Recently, MSU postdoc and BEACONite Aaron Wagner received a call from a group of third graders at Riverside Elementary School in Oneonta, New York, asking to talk with him about how to save the striped hyena. Their teacher, Mr. Ken Sider, explains:
During our social studies unit on Kenya, we read an article from a Kenyan newspaper about two children who found “kittens” on their way to their rural school between Mombasa and Tsavo National Park. They took the small animals to a game warden who identified the animals as striped hyena cubs, not kittens. This incident became big news in Kenya because the striped hyena is an endangered species. We then watched a news program about this story on KTN (Kenya Television News). The kids were immediately in love with the cubs.

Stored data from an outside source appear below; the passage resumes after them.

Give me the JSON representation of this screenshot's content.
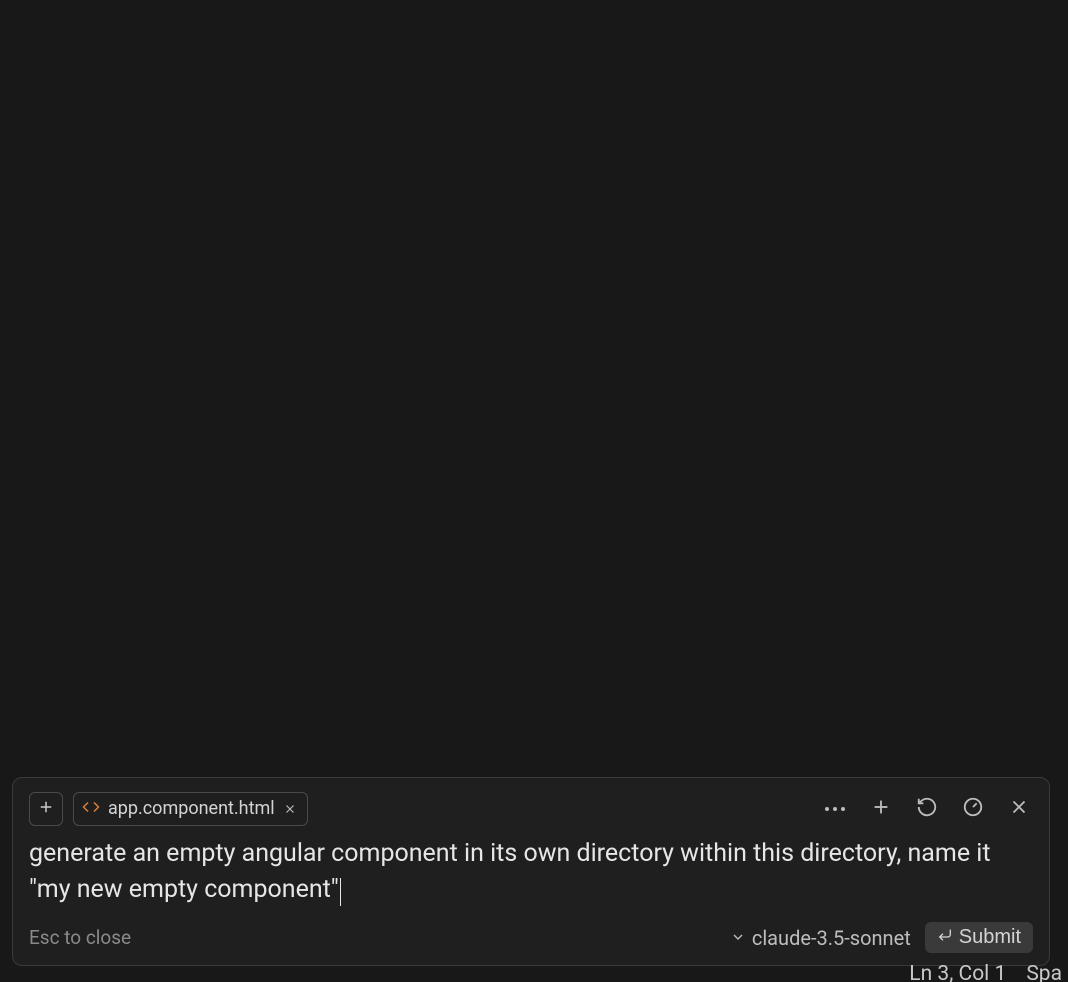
{
  "panel": {
    "chip": {
      "filename": "app.component.html"
    },
    "prompt_text": "generate an empty angular component in its own directory within this directory, name it \"my new empty component\"",
    "hint": "Esc to close",
    "model": "claude-3.5-sonnet",
    "submit_label": "Submit"
  },
  "status_bar": {
    "position": "Ln 3, Col 1",
    "indent": "Spa"
  },
  "icons": {
    "plus": "plus-icon",
    "code": "code-icon",
    "close": "close-icon",
    "more": "more-icon",
    "refresh": "refresh-icon",
    "gauge": "gauge-icon",
    "chevron_down": "chevron-down-icon",
    "enter": "enter-icon"
  }
}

At a class meeting, Jasmine asked if the striped hyena would still be alive when she is a grown up. No one knew the answer. This was the conversation that shifted our class’s attention to the plight of the striped hyena. The class immediately decided to do something to help. We split up into groups and did research. We expected to find an organization dedicated to protecting and saving the striped hyena, but we found none. We amassed a fine collection of facts and photographs, but no easy route to saving the hyena. I worked with a small group of third graders during our computer lab time to identify sources of support for our project. We happened upon a scientist named Dr. Aaron Wagner whose study of striped hyena social organization and ecology has secured his position as a striped hyena expert in the United States. Dr. Wagner’s article in the scientific, peer-reviewed journal Animal Behaviour, was a source of helpful information. We were able to read many parts and understand them! Additionally, Dr. Wagner has an informative website describing and illustrating his work. We studied his video clips of recordings of striped hyenas filmed during his field work in Kenya.
Aaron spoke to the class over Skype and answered all of their questions about striped hyenas and the best way to help save them. They are now working to petition the Wildlife Conservation Society to devote resources and attention to saving this threatened species.
On December 8, the class took their Save the Striped Hyena! campaign to SUNY Oneonta, where they participated in the “Sounds of Africa” celebration, a festival dedicated to West African culture. The students got to see professional drummers and dancers, eat West African food, and meet many other students, teachers, and professors from our area. Before performing on their class set of djembes, the students handed out flyers with information about the striped hyena and asked people to contact the Wildlife Conservation Society for support. They carried their Save the Striped Hyena sign and waited impatiently for their turn to perform. The audience was very impressed by their 8-minute performance which included simple rhythms, call and response, two-part rhythms, West African beats, and a school cheer performed on drums. They were a hit in their striped hyena t-shirts.
The third graders have also worked to put together a “glog,” which is a kind of interactive poster, to help educate people about the striped hyena through a multidimensional, multidisciplinary, and multimedia experience. You can see the glog below, or click here to see the full size!
BEACON is very impressed by these students, and we are proud to help them in their educational and outreach efforts.